We don't know yet what the future holds for Linux VMs running on Chrome OS.  Increased security for running Windows applications is one likely advantage.  The robust developer tools available on Linux will make it easier for us to develop CrossOver for Chromebooks via a Linux VM.  Of course, smoother integration and a more seamless user experience will be paramount.

For now, I am delighted because I have what I think is a nice piece of hardware - a Google Pixelbook - with a new capability to run CrossOver in a familiar Linux environment.  It's already much more integrated than the older crouton solution, with clear aim at being user-friendly.  That said, today this is clearly for people who are comfortable at a Unix command line.  This machine is small and thin and a delight to carry around and work with.  For someone wanting a Unix box to travel with, it is a nice solution (I can even run Emacs!)

Virtual Machine technology is a powerful addition to the Chrome OS lineup.  CodeWeavers is very excited at the possibilities this opens for both Chromebooks and CrossOver.


1. If you really want launchers for CrossOver's Wine apps, you can edit /opt/cxoffice/bin/locate_gui.sh and just hardcode xdg_menu_on to 1, then re-install. For me, that produced menu entries on the Chrome side but no custom icons. Obviously a few kinks left!

About Josh DuBois

Josh DuBois is an engineer and product manager for CrossOver.

The following comments are owned by whoever posted them. We are not responsible for them in any way.

This may be obvious, but I'm guessing this will only work with x86 Chromebooks like the Pixelbook right? I know windows is getting ARM support including x86 emulation but I'm guessing it will be a while before wine/crossover catches up.

Zach Mauch wrote:

This may be obvious, but I'm guessing this will only work with x86
Chromebooks like the Pixelbook right? I know windows is getting ARM
support including x86 emulation but I'm guessing it will be a while
before wine/crossover catches up.

Yes, correct: this will only work for x86 Chromebooks. In fact, at the moment, the number of Chromebooks with the Linux VM feature is quite limited on the Chrome OS side, without regard to the question of whether the hardware is x86 or ARM. It seems likely that Google will expand that in the future. Even after that, however, x86 emulation on an ARM device is very tough to do in a way that is fast enough to be useful. It is something we have experimented with and will continue to consider, but fast hardware emulation would be another step. (Running ARM Windows binaries, of course, would be possible without the same performance penalty, but those essentially do not exist today.)

Are you stopping development on Crossover for Android on Chromebooks?

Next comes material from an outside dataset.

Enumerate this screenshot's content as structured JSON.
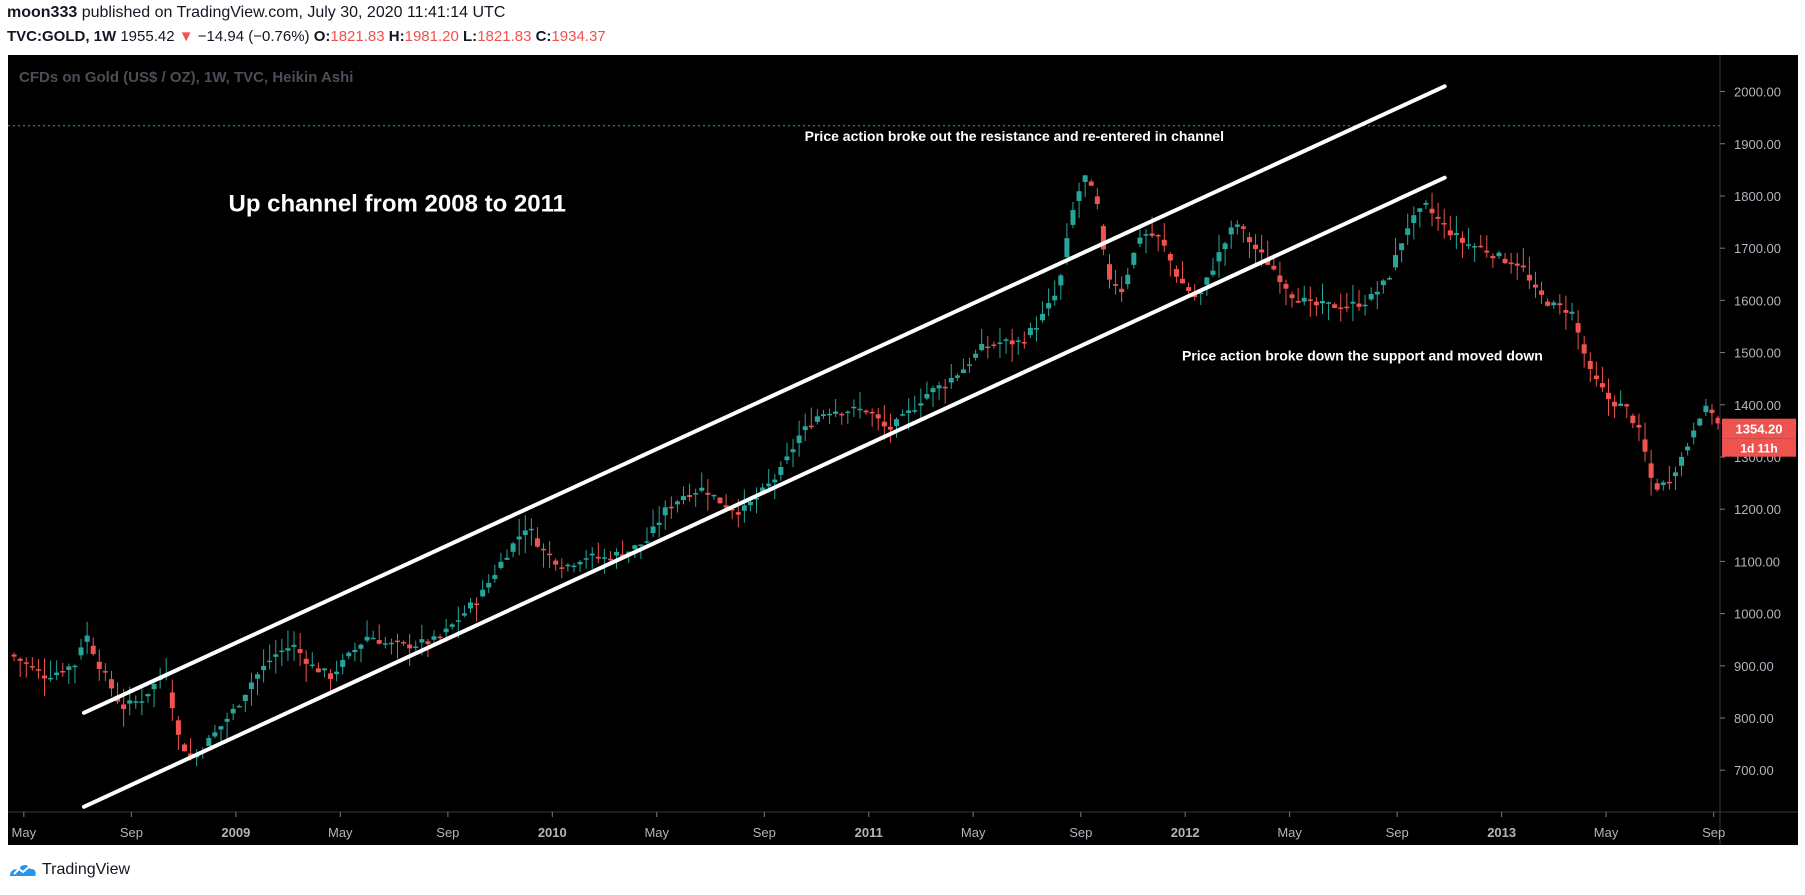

I sincerely hope not. While i know it's more difficult to implement CrossOver on Android, it runs at the same level as the OS. On Linux VM it has no HW acceleration and sine it's a virtual machine it runs very slowly.

Ulises Vazquez wrote:

I sincerely hope not. While i know it's more difficult to implement
CrossOver on Android, it runs at the same level as the OS. On Linux
VM it has no HW acceleration and sine it's a virtual machine it runs
very slowly.

Sorry for the late reply. Our Android product is still in Google Play.

On the question of hardware accelerated graphics from within the VM in Crostini, the Chromium projects public bug tracker has an issue for adding this feature to the Linux VM on Chromium OS.

https://bugs.chromium.org/p/chromium/issues/detail?id=837073

(There may be other related issues in the tracker also.)

The upshot, I think, is to watch that bug ... if you are in fact talking about access to the GPU from within the VM on Chrome OS, it looks like work is being done in that direction.